自動販売機のシムミューレーション問題

この問題に固定されているチケットを使って自動販売機の最適な期待値を計算する事が目的です。This problem is non-trivial, as the probability of winning at any given machine is determined by the number of tickets inserted since a win last occurred on the machine, namely P(win) = min(K^2,L^2)/L^2, where K is the number of tickets inserted and L is the "luck" value of the machine. An added constraint is that the player will not leave a machine until winning, upon beginning to insert tickets and, upon winning, must move to another machine. The K value of the machine resets upon a win. As there are O(15) machines, a search of all permutations, O(15!), would require more than the allotted time. In addition, the order visited might vary with each cycle, and the same machine can be visited multiple times before all other machines have been visited in an iteration (as long as the same machine is not used immediately after a win).
The author's solution was to compute the expected number of tickets required for a win on each machine. Then, visit the machines in descending order, based on "expected value per ticket", adding this value to the total, if the number of tickets expected to be required were less than the current ticket balance. If so, the expected number of tickets would be subtracted from the balance. However, this strategy ignores two aspects of the problem; that the same machine X can be visited before another machine Z (say, XYX), and that there may be enough tickets to visit all of the machines more than once (i.e. a single for loop over the machines is inadequate).
他のアルゴリズムはｎ進ゲーム木を使う。この場合にチケットの数が決定点数の上限です。However, as the number of tickets is O(40000), the depth of the tree is also O(40000), making the complexity prohibitive.
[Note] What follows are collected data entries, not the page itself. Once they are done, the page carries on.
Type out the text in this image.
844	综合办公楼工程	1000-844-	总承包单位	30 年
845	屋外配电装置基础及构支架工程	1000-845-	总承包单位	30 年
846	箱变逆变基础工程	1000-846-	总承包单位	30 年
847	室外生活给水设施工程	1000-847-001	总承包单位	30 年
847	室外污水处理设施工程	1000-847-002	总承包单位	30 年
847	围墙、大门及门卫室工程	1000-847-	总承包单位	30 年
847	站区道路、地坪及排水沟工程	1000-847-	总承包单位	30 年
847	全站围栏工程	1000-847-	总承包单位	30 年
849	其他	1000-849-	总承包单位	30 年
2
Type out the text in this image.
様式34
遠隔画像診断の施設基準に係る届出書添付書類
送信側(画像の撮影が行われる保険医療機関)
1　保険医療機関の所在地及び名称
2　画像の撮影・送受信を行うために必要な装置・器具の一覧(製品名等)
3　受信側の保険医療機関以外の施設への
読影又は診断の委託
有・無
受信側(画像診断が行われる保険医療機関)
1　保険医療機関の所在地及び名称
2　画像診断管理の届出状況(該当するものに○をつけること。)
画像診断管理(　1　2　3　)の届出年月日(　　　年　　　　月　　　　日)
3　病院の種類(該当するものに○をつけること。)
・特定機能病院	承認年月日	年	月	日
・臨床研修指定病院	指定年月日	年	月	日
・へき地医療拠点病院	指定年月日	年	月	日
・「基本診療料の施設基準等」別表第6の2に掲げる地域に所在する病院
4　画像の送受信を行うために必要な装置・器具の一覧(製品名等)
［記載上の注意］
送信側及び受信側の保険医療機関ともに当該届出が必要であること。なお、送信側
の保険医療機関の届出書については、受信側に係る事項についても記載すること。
この問題を解くため二つな方法があるらしいです。一つは自分のアルゴリズムを確立を使用するように訂正する事です。それ以上以前に尋ねた販売機を覚えて次に最適な機械に進むロジックを書くのが必要です。
もう一つは動的計画の方法を使う事です。
The dynamic programming approach seems to be premised on caching the expected value given the last machine visited and the number of tickets allocated. The correct solution by Petr Mitrichev seems to employ a Fourier Transform and inverse Fourier Transform to speed up the lattice computation. It also utilizes a bifurcation search to limit the number of recursive calls (the depth of the simulation tree. How the lattice computation relates to convolution, and how the convolution relates to FFT, are theoretical questions unanswered.
The key point seems to be that a dynamic programming data structure on the last machine visited and the number of tickets remaining seems in order, as, if possible, the complexity is a tractable O(40000*15) operations. Call the data structure "E". Given E(i,j) as the expected value ending at machine i with j tickets, E(k,j-1), where k!=i might be found, if a win occurred in the last play at i, and E(i,j-1) might be found, if a loss occurred.
正解を見てもよくわからないからまず簡単なケースを考えます。Consider initially the case of n machines and two tickets. If at machine k with 2 tickets, a win occurs with P(win) and loss with P(loss). The optimal value given a win from k is P(win)*value[2]+max(x!=k)(E(x,1)). If a loss, the optimal value is E(k,1). So the total for E(k,2) = P(win)*value[2]+max(x!=k)(E(x,1)) + E(k,1). A similar formula exists for E(x!=k,2), and we can take the max E(x,2) over all machines x as the outcome. Thus, it would seem that, given we start at numTickets=1 and move up, processing all machines for each number of tickets, the problem might be a simple dynamic programming implementation. However, a problem with this solution is that the probability of winning or losing is based on the number of tickets inserted into a machine. Thus, a third dimension to the dynamic programming array, k, might be needed. However, as k can be up to 40000, the time and space complexity will then exceed 10^9, making the problem intractable.